Autores principais:Meneses, Diogo Emanuel Queirós
Assunto:Cross-border M&As Cumulative abnormal returns Currency shocks Fusões e aquisições internacionais CARS Desvalorização da moeda
Ano:2019
País:Portugal
Tipo de documento:dissertação de mestrado
Tipo de acesso:acesso aberto
Instituição associada:Universidade do Minho
Idioma:inglês
Origem:RepositóriUM - Universidade do Minho
Descrição
Resumo:In this study I analyze the impact of currency shocks on the Cumulative Abnormal Returns (CAR) resulted from cross-border Mergers and Acquisitions (M&As) around the announcement day. Cross-border M&As represent almost one third of the deals. As there is not much information about it, this makes this analysis relevant. Furthermore, the scarce of information increases when we talk the ways that currency movements affect this kind of deals. Throughout this study, I analyze three different samples, with acquirers from Eurozone, United Kingdom and United States of America, each of them in relation to the rest of the world to see how the CARs are affected by currency shocks, which might or not, create incentives to pursue cross-border deals under depreciation effects. I believe that companies only would follow a cross-border deal under depreciation shocks, only if, they believe that those currency changes are temporary. They must be aware that a depreciation in the target’s currency decreases the cost of the deal, but it also reduces the revenues when converted to the local currency.
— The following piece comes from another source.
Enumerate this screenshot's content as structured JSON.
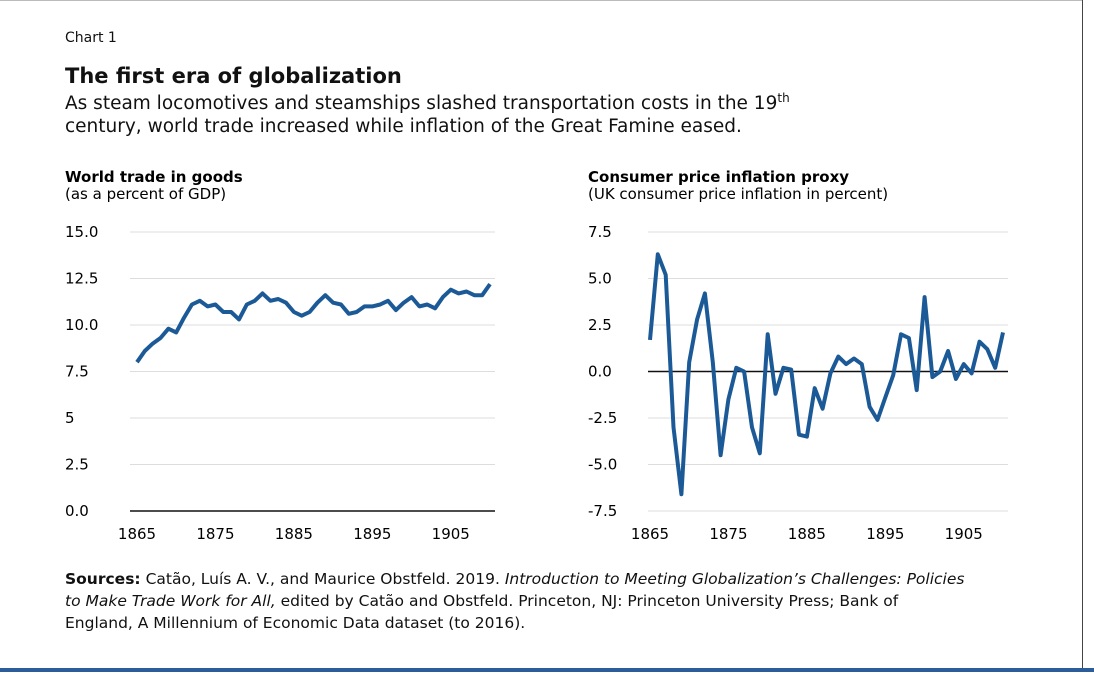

To make this analysis, I rely on three clean samples with 1204 deals for the Eurozone sample, 763 deals for the UK sample and 2126 for the US sample, all the deals occur between 2009 and 2018. Attending the main target’s currencies, I find that Brazilian real and Australian dollar are currencies that depreciate more frequently in relation to Euro and the US dollar. On the UK side, the currencies that depreciate more frequently in relation to the pound are the Australian and the Canadian dollar. Despite I do not find many significant variables related to currency depreciations, the ones that I find when isolated from other variables reveal positive effects on the CARs. In the hypothesis 1a) and 1b) the Eurozone sample reveals a positive impact of 1.84 percentage points for the CAR(-2,+2) and 0.677 percentage points for the CAR(-1,+1), respectively, when the deal occurs 4 quarters after a currency shock. Moving to hypothesis 2b) the UK sample reveals a positive impact of 4.23,4.57 and 5.35 percentage points for CAR(-1,+1), CAR(-2,+2) and CAR(-5,+5), when there were at least 2 currency shocks in 4 quarters before the deal.